Name and History
The channel had a variety of names before the United States Board on Geographic Names (USBGN) agreed to Multnomah Channel in 1913. In 1792, William Robert Broughton was the first European explorer to discover the channel. He named it Calls River, probably after the English engineer Sir John Call. The early 19th century explorers Lewis and Clark called it Wappato Inlet after Wappato Island, the name they used for Sauvie Island. In the 1840s, nautical surveyor Charles Wilkes referred to the channel as Warrior Branch because it met the Columbia River at Warrior Point, on the northern tip of Sauvie Island. Before its renaming by the USBGN, the channel had become known as Willamette Slough.
Multnomah, used by Lewis and Clark to refer to the main stem of the Willamette, is what the Chinook people living on Sauvie Island in the early 19th century called themselves.
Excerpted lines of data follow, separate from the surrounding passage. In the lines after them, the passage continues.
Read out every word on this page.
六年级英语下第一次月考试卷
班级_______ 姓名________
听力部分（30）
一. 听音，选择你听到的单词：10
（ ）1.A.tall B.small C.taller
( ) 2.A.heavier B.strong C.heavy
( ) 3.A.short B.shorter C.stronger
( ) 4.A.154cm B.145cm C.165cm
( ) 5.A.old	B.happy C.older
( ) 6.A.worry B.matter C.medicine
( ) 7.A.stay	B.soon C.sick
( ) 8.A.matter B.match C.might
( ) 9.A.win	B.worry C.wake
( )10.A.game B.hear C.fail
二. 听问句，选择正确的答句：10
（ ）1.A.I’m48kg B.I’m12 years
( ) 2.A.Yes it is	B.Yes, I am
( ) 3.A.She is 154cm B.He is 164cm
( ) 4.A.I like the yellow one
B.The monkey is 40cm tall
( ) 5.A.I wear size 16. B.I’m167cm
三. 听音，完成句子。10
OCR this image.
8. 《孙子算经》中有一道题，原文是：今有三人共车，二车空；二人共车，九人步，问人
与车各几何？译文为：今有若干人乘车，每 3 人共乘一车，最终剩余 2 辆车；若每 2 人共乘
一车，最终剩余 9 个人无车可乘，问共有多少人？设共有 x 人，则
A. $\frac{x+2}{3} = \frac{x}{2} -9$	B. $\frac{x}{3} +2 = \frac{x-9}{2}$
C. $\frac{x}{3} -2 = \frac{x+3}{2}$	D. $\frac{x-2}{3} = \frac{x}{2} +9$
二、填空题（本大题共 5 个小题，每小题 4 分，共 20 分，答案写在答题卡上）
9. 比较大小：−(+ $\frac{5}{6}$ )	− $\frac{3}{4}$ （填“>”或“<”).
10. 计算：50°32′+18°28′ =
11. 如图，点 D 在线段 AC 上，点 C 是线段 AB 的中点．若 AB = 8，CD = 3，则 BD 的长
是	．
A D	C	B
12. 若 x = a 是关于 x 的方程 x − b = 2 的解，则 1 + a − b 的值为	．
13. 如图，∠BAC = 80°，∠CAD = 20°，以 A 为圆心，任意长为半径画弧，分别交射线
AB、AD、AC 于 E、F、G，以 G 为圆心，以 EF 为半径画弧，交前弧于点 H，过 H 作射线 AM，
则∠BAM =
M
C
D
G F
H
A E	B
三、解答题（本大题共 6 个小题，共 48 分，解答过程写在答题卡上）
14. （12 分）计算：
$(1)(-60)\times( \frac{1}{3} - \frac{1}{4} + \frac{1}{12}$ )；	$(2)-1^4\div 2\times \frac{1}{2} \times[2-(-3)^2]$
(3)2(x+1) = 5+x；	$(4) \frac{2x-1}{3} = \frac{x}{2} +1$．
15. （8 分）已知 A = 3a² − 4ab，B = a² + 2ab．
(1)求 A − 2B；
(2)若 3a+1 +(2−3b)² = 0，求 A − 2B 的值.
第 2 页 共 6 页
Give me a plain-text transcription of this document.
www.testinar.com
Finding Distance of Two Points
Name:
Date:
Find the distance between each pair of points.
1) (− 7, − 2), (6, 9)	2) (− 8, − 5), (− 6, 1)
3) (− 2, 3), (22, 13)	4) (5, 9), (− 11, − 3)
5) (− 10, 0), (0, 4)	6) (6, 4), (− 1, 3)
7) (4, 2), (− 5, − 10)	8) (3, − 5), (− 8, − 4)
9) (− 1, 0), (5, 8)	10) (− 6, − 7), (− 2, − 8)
Several Chinook villages with longhouses occupied sites along the channel before the explorers' arrival. Sauvie Island and its mild climate were suited to wapato, a root vegetable, and provided access to fish and game. A large village, one of several on the island, was situated near its southeastern tip, where the channel begins. Another village, with 28 houses and more than 1,000 residents, was sited along the west shore of Scappoose Bay near the downstream end of the channel.